Nul doute que ces éléments sur l’introspection de M. Smith-Connor sont directement inspirés de la doctrine augustinienne : on voit généralement dans « Les confessions » de l’évêque d’Hippone le texte fondateur de la psychologie moderne. Et les soutiens du condamné insistent, en effet, de manière très prolixe et laborieuse, sur sa parfaite insonorité pour critiquer une criminalisation orwellienne de la pensée, toute intérieure.

On n’avait vu rien de tel depuis Néron.

Pour autant, ces bons apôtres font étrangement abstraction de la communication non verbale.

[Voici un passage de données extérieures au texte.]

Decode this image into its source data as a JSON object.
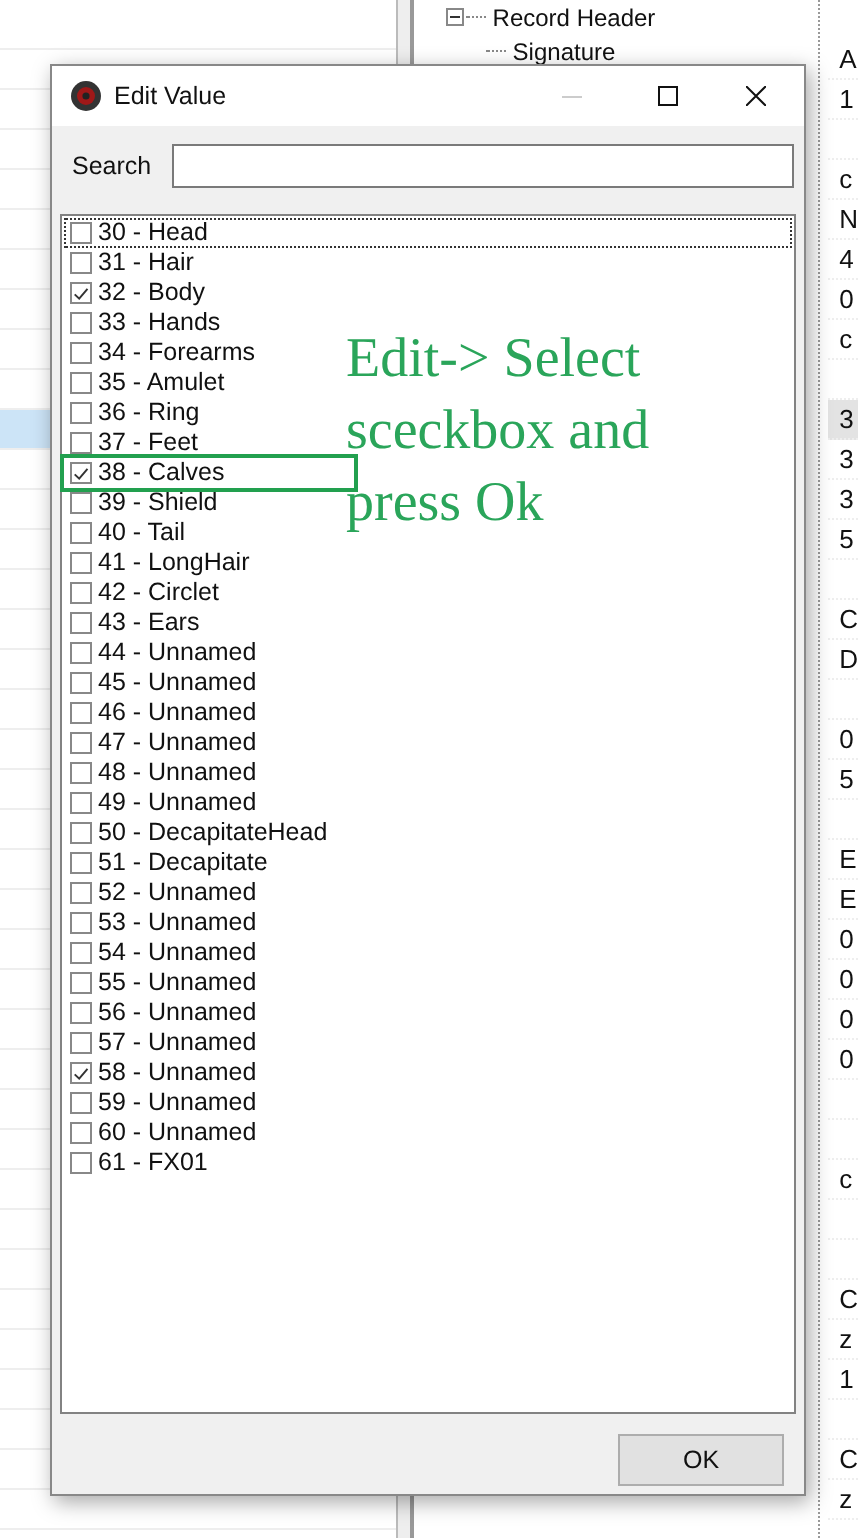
{
  "left_pane": {
    "rows": [
      {
        "selected": false
      },
      {
        "selected": false
      },
      {
        "selected": false
      },
      {
        "selected": false
      },
      {
        "selected": false
      },
      {
        "selected": false
      },
      {
        "selected": false
      },
      {
        "selected": false
      },
      {
        "selected": false
      },
      {
        "selected": false
      },
      {
        "selected": true
      },
      {
        "selected": false
      },
      {
        "selected": false
      },
      {
        "selected": false
      },
      {
        "selected": false
      },
      {
        "selected": false
      },
      {
        "selected": false
      },
      {
        "selected": false
      },
      {
        "selected": false
      },
      {
        "selected": false
      },
      {
        "selected": false
      },
      {
        "selected": false
      },
      {
        "selected": false
      },
      {
        "selected": false
      },
      {
        "selected": false
      },
      {
        "selected": false
      },
      {
        "selected": false
      },
      {
        "selected": false
      },
      {
        "selected": false
      },
      {
        "selected": false
      },
      {
        "selected": false
      },
      {
        "selected": false
      },
      {
        "selected": false
      },
      {
        "selected": false
      },
      {
        "selected": false
      },
      {
        "selected": false
      },
      {
        "selected": false
      },
      {
        "selected": false
      }
    ]
  },
  "tree": {
    "items": [
      {
        "label": "Record Header",
        "expanded": true,
        "children": [
          {
            "label": "Signature"
          }
        ]
      }
    ]
  },
  "values": [
    {
      "text": "A",
      "selected": false
    },
    {
      "text": "1",
      "selected": false
    },
    {
      "kind": "spacer",
      "selected": false
    },
    {
      "text": "c",
      "selected": false
    },
    {
      "text": "N",
      "selected": false
    },
    {
      "text": "4",
      "selected": false
    },
    {
      "text": "0",
      "selected": false
    },
    {
      "text": "c",
      "selected": false
    },
    {
      "kind": "spacer",
      "selected": false
    },
    {
      "text": "3",
      "selected": true
    },
    {
      "text": "3",
      "selected": false
    },
    {
      "text": "3",
      "selected": false
    },
    {
      "text": "5",
      "selected": false
    },
    {
      "kind": "spacer",
      "selected": false
    },
    {
      "text": "C",
      "selected": false
    },
    {
      "text": "D",
      "selected": false
    },
    {
      "kind": "spacer",
      "selected": false
    },
    {
      "text": "0",
      "selected": false
    },
    {
      "text": "5",
      "selected": false
    },
    {
      "kind": "spacer",
      "selected": false
    },
    {
      "text": "E",
      "selected": false
    },
    {
      "text": "E",
      "selected": false
    },
    {
      "text": "0",
      "selected": false
    },
    {
      "text": "0",
      "selected": false
    },
    {
      "text": "0",
      "selected": false
    },
    {
      "text": "0",
      "selected": false
    },
    {
      "kind": "spacer",
      "selected": false
    },
    {
      "kind": "spacer",
      "selected": false
    },
    {
      "text": "c",
      "selected": false
    },
    {
      "kind": "spacer",
      "selected": false
    },
    {
      "kind": "spacer",
      "selected": false
    },
    {
      "text": "C",
      "selected": false
    },
    {
      "text": "z",
      "selected": false
    },
    {
      "text": "1",
      "selected": false
    },
    {
      "kind": "spacer",
      "selected": false
    },
    {
      "text": "C",
      "selected": false
    },
    {
      "text": "z",
      "selected": false
    }
  ],
  "dialog": {
    "title": "Edit Value",
    "search": {
      "label": "Search"
    },
    "items": [
      {
        "label": "30 - Head",
        "checked": false,
        "focused": true,
        "highlighted": false
      },
      {
        "label": "31 - Hair",
        "checked": false,
        "focused": false,
        "highlighted": false
      },
      {
        "label": "32 - Body",
        "checked": true,
        "focused": false,
        "highlighted": false
      },
      {
        "label": "33 - Hands",
        "checked": false,
        "focused": false,
        "highlighted": false
      },
      {
        "label": "34 - Forearms",
        "checked": false,
        "focused": false,
        "highlighted": false
      },
      {
        "label": "35 - Amulet",
        "checked": false,
        "focused": false,
        "highlighted": false
      },
      {
        "label": "36 - Ring",
        "checked": false,
        "focused": false,
        "highlighted": false
      },
      {
        "label": "37 - Feet",
        "checked": false,
        "focused": false,
        "highlighted": false
      },
      {
        "label": "38 - Calves",
        "checked": true,
        "focused": false,
        "highlighted": true
      },
      {
        "label": "39 - Shield",
        "checked": false,
        "focused": false,
        "highlighted": false
      },
      {
        "label": "40 - Tail",
        "checked": false,
        "focused": false,
        "highlighted": false
      },
      {
        "label": "41 - LongHair",
        "checked": false,
        "focused": false,
        "highlighted": false
      },
      {
        "label": "42 - Circlet",
        "checked": false,
        "focused": false,
        "highlighted": false
      },
      {
        "label": "43 - Ears",
        "checked": false,
        "focused": false,
        "highlighted": false
      },
      {
        "label": "44 - Unnamed",
        "checked": false,
        "focused": false,
        "highlighted": false
      },
      {
        "label": "45 - Unnamed",
        "checked": false,
        "focused": false,
        "highlighted": false
      },
      {
        "label": "46 - Unnamed",
        "checked": false,
        "focused": false,
        "highlighted": false
      },
      {
        "label": "47 - Unnamed",
        "checked": false,
        "focused": false,
        "highlighted": false
      },
      {
        "label": "48 - Unnamed",
        "checked": false,
        "focused": false,
        "highlighted": false
      },
      {
        "label": "49 - Unnamed",
        "checked": false,
        "focused": false,
        "highlighted": false
      },
      {
        "label": "50 - DecapitateHead",
        "checked": false,
        "focused": false,
        "highlighted": false
      },
      {
        "label": "51 - Decapitate",
        "checked": false,
        "focused": false,
        "highlighted": false
      },
      {
        "label": "52 - Unnamed",
        "checked": false,
        "focused": false,
        "highlighted": false
      },
      {
        "label": "53 - Unnamed",
        "checked": false,
        "focused": false,
        "highlighted": false
      },
      {
        "label": "54 - Unnamed",
        "checked": false,
        "focused": false,
        "highlighted": false
      },
      {
        "label": "55 - Unnamed",
        "checked": false,
        "focused": false,
        "highlighted": false
      },
      {
        "label": "56 - Unnamed",
        "checked": false,
        "focused": false,
        "highlighted": false
      },
      {
        "label": "57 - Unnamed",
        "checked": false,
        "focused": false,
        "highlighted": false
      },
      {
        "label": "58 - Unnamed",
        "checked": true,
        "focused": false,
        "highlighted": false
      },
      {
        "label": "59 - Unnamed",
        "checked": false,
        "focused": false,
        "highlighted": false
      },
      {
        "label": "60 - Unnamed",
        "checked": false,
        "focused": false,
        "highlighted": false
      },
      {
        "label": "61 - FX01",
        "checked": false,
        "focused": false,
        "highlighted": false
      }
    ],
    "buttons": [
      "OK"
    ]
  },
  "annotation": {
    "text": "Edit-> Select sceckbox and press Ok"
  }
}
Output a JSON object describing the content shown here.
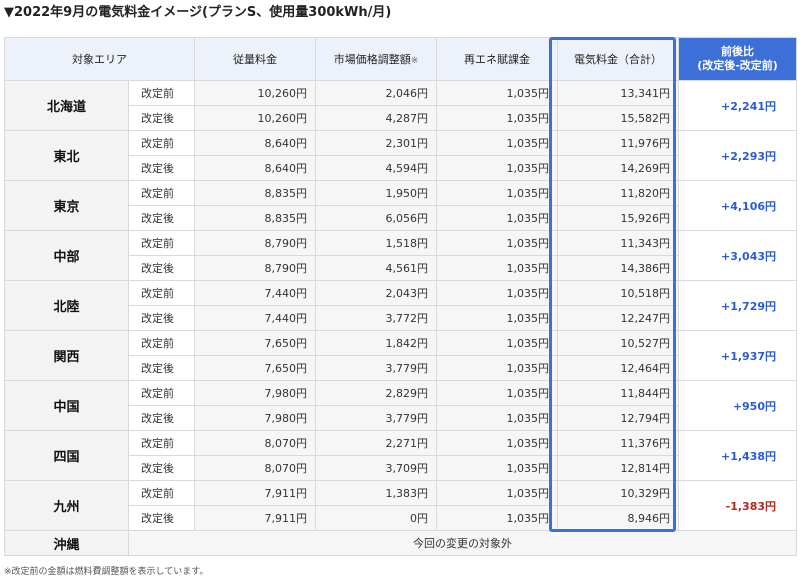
{
  "title": "▼2022年9月の電気料金イメージ(プランS、使用量300kWh/月)",
  "headers": {
    "area": "対象エリア",
    "usage": "従量料金",
    "market": "市場価格調整額",
    "market_note": "※",
    "renew": "再エネ賦課金",
    "total": "電気料金（合計）",
    "diff_line1": "前後比",
    "diff_line2": "(改定後-改定前)"
  },
  "labels": {
    "before": "改定前",
    "after": "改定後"
  },
  "areas": [
    {
      "name": "北海道",
      "before": {
        "usage": "10,260円",
        "market": "2,046円",
        "renew": "1,035円",
        "total": "13,341円"
      },
      "after": {
        "usage": "10,260円",
        "market": "4,287円",
        "renew": "1,035円",
        "total": "15,582円"
      },
      "diff": "+2,241円",
      "negative": false
    },
    {
      "name": "東北",
      "before": {
        "usage": "8,640円",
        "market": "2,301円",
        "renew": "1,035円",
        "total": "11,976円"
      },
      "after": {
        "usage": "8,640円",
        "market": "4,594円",
        "renew": "1,035円",
        "total": "14,269円"
      },
      "diff": "+2,293円",
      "negative": false
    },
    {
      "name": "東京",
      "before": {
        "usage": "8,835円",
        "market": "1,950円",
        "renew": "1,035円",
        "total": "11,820円"
      },
      "after": {
        "usage": "8,835円",
        "market": "6,056円",
        "renew": "1,035円",
        "total": "15,926円"
      },
      "diff": "+4,106円",
      "negative": false
    },
    {
      "name": "中部",
      "before": {
        "usage": "8,790円",
        "market": "1,518円",
        "renew": "1,035円",
        "total": "11,343円"
      },
      "after": {
        "usage": "8,790円",
        "market": "4,561円",
        "renew": "1,035円",
        "total": "14,386円"
      },
      "diff": "+3,043円",
      "negative": false
    },
    {
      "name": "北陸",
      "before": {
        "usage": "7,440円",
        "market": "2,043円",
        "renew": "1,035円",
        "total": "10,518円"
      },
      "after": {
        "usage": "7,440円",
        "market": "3,772円",
        "renew": "1,035円",
        "total": "12,247円"
      },
      "diff": "+1,729円",
      "negative": false
    },
    {
      "name": "関西",
      "before": {
        "usage": "7,650円",
        "market": "1,842円",
        "renew": "1,035円",
        "total": "10,527円"
      },
      "after": {
        "usage": "7,650円",
        "market": "3,779円",
        "renew": "1,035円",
        "total": "12,464円"
      },
      "diff": "+1,937円",
      "negative": false
    },
    {
      "name": "中国",
      "before": {
        "usage": "7,980円",
        "market": "2,829円",
        "renew": "1,035円",
        "total": "11,844円"
      },
      "after": {
        "usage": "7,980円",
        "market": "3,779円",
        "renew": "1,035円",
        "total": "12,794円"
      },
      "diff": "+950円",
      "negative": false
    },
    {
      "name": "四国",
      "before": {
        "usage": "8,070円",
        "market": "2,271円",
        "renew": "1,035円",
        "total": "11,376円"
      },
      "after": {
        "usage": "8,070円",
        "market": "3,709円",
        "renew": "1,035円",
        "total": "12,814円"
      },
      "diff": "+1,438円",
      "negative": false
    },
    {
      "name": "九州",
      "before": {
        "usage": "7,911円",
        "market": "1,383円",
        "renew": "1,035円",
        "total": "10,329円"
      },
      "after": {
        "usage": "7,911円",
        "market": "0円",
        "renew": "1,035円",
        "total": "8,946円"
      },
      "diff": "-1,383円",
      "negative": true
    }
  ],
  "okinawa": {
    "name": "沖縄",
    "note": "今回の変更の対象外"
  },
  "footnote": "※改定前の金額は燃料費調整額を表示しています。",
  "colors": {
    "accent": "#3c6fd8",
    "positive": "#2a5bd7",
    "negative": "#b3261e"
  }
}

Nul doute que M. Smith-Connor n’a prononcé aucune syllabe, n'a émis aucun son. Cependant, voici les éléments matériels constatés par la Cour : il était un intrus dans la zone tampon et se tenait devant la clinique avec la tête penchée avec les mains jointes. Sa posture constituait une prière sinon audible, mais bel et bien visible. Une citation de l’immortel philosophe existentialiste du XXe siècle, Marcel Gotlib s’impose : « Il y a des silences qui en disent long, même si tel n’est pas le cas ».

Puisque nous évoquons les doctrines chrétiennes, une remarque est de mise en ce qui concerne les récents et dévastateurs ouragans (Helene et Milton) qui ont dévasté le sud des Etats-Unis, en particulier la Floride. Certaines personnalités républicaines, comme la délicieuse Marjorie Taylor Greene, alliées de Donald J. Trump, se déclarent horrifiées par une manipulation des éléments naturels par les démocrates, ce qui vaut des menaces de mort à plusieurs météorologues.

Les humanistes s’en offusquent, mais, pour être juste, ce genre de théorie s’inscrit dans une millénaire et respectable tradition chrétienne : les catastrophes naturelles (tremblements de terre, raz-de-marée, épidémies, etc…). constituent souvent des châtiments divins. La médaille a, malheureusement, un revers : Belzébuth dispose d’armes semblables. Un simple exemple suffira : nul n’ignore que la peste noire de 1346 avait résulté d’une commande du peuple déicide.

En l’an de grâce 2024, les rednecks fondamentalistes consanguins inféodés à l’agent Orange, auxquels on ne la fait pas, savent repérer les suppôts de Satan, quelque puisse être leur forme d’incarnation.